He was telling me that they are very profitable and grow at a very reliable rate every year despite what the economy is doing, because people continue to get sick and prioritise their health over other expenditure.
Their company stock is well covered by the analysts so there it is as steady as a rock, slowly rising with the market size and slightly enhanced by the company’s tendency to spend excess cash on share buy-backs.
There is little chance that they will be the subject of a take-over because that would cost an unjustified premium to market cap (the stock is fully priced) and being extremely technical, there are little synergies to made from a merger.
However there is activity by activist shareholders. Rather than taking over a stock these guys just get a minority position and hassle the board and management through every trick in the book.
What they are after is an increase in net profit from 20% to 25% by cost cutting measures like moving the finance department to India or cutting R&D.

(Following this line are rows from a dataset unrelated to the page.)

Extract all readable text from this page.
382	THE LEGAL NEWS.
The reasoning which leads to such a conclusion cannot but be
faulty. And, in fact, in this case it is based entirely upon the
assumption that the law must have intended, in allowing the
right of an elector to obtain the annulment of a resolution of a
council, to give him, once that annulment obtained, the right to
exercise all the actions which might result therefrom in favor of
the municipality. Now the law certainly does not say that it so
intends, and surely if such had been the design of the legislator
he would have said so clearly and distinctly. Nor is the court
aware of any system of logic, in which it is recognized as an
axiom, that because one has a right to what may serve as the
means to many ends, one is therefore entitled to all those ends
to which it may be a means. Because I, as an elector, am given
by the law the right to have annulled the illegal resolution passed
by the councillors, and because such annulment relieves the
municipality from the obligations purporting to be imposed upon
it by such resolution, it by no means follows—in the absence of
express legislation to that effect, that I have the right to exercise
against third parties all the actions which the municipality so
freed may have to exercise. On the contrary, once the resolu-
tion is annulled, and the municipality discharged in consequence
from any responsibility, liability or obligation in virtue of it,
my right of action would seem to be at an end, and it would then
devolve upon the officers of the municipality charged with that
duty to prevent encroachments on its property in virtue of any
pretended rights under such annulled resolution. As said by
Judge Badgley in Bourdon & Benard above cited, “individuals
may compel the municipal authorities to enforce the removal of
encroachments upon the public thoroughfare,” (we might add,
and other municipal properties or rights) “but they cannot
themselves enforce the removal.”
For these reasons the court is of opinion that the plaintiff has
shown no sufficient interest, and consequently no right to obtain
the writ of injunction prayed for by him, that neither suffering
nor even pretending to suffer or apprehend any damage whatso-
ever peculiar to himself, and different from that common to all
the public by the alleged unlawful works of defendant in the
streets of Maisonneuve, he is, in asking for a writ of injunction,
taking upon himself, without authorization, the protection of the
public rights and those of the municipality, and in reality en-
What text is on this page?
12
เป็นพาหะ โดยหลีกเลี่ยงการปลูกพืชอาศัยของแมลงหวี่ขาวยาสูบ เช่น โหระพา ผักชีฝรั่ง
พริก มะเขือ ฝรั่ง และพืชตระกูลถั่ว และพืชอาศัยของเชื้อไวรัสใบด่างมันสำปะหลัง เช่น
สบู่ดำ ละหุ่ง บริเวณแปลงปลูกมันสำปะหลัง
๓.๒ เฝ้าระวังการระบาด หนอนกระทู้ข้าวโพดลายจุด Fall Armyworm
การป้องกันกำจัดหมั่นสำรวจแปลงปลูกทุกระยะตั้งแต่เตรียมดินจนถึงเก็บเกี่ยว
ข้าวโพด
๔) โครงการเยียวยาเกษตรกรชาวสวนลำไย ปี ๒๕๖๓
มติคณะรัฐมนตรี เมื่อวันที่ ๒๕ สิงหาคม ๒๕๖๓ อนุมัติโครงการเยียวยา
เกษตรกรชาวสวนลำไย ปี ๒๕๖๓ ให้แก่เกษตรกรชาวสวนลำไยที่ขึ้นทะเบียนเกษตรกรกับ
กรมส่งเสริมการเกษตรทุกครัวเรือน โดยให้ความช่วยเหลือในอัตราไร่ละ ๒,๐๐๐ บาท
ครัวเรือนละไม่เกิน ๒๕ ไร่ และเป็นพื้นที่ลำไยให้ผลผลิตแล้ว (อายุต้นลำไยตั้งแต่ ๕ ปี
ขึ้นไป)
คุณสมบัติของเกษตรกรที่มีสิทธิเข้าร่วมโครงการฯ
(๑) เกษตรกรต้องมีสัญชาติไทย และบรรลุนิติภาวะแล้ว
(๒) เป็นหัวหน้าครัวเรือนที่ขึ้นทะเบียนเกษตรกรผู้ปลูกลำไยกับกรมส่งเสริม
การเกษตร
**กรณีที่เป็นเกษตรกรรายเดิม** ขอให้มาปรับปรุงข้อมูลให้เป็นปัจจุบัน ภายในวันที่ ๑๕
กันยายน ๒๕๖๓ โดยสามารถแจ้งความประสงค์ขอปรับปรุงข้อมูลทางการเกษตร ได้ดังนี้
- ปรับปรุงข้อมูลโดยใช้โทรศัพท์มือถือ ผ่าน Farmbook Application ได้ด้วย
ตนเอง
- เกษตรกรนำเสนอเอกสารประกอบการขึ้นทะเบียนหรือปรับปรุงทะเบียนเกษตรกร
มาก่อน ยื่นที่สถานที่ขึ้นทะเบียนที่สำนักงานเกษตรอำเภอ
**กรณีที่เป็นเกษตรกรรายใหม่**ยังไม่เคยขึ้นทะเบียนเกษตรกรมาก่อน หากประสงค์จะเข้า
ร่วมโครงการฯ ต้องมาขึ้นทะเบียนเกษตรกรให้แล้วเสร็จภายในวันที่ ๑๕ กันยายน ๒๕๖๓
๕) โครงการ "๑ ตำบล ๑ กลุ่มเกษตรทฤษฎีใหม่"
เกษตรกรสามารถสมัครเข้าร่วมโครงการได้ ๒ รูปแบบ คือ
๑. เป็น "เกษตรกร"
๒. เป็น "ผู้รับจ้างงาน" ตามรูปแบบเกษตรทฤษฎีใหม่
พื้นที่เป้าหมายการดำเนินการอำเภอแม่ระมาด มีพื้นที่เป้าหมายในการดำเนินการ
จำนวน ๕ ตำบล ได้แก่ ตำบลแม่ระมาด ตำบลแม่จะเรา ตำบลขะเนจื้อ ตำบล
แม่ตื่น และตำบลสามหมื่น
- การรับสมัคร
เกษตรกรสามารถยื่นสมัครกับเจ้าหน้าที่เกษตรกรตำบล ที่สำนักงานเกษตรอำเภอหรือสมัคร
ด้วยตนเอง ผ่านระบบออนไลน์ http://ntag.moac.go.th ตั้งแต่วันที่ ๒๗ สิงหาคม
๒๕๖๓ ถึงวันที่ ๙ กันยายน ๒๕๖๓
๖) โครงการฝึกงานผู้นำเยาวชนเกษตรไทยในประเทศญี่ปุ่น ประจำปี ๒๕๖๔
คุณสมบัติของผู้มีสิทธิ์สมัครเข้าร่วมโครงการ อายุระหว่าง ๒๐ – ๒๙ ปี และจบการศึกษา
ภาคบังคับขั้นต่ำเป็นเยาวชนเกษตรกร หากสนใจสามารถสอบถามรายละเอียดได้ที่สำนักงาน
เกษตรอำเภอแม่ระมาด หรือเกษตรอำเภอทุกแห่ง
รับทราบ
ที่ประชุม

Once their goals are achieved they sell their stock for a premium and move on, leaving the company a stressed entity because all those cost savings probably destroy the company’s ability to compete in the long term.
So my opinion is that a fool proof investment plan would be to identify these companies and activist shareholders and then invest in derivatives, on the upside when they just start and on the down-side when they are just about done.
Given that the underlying asset has such rock solid value this is a very low risk profile derivative play.
I will share the idea with some innovative investor mates and see what they think.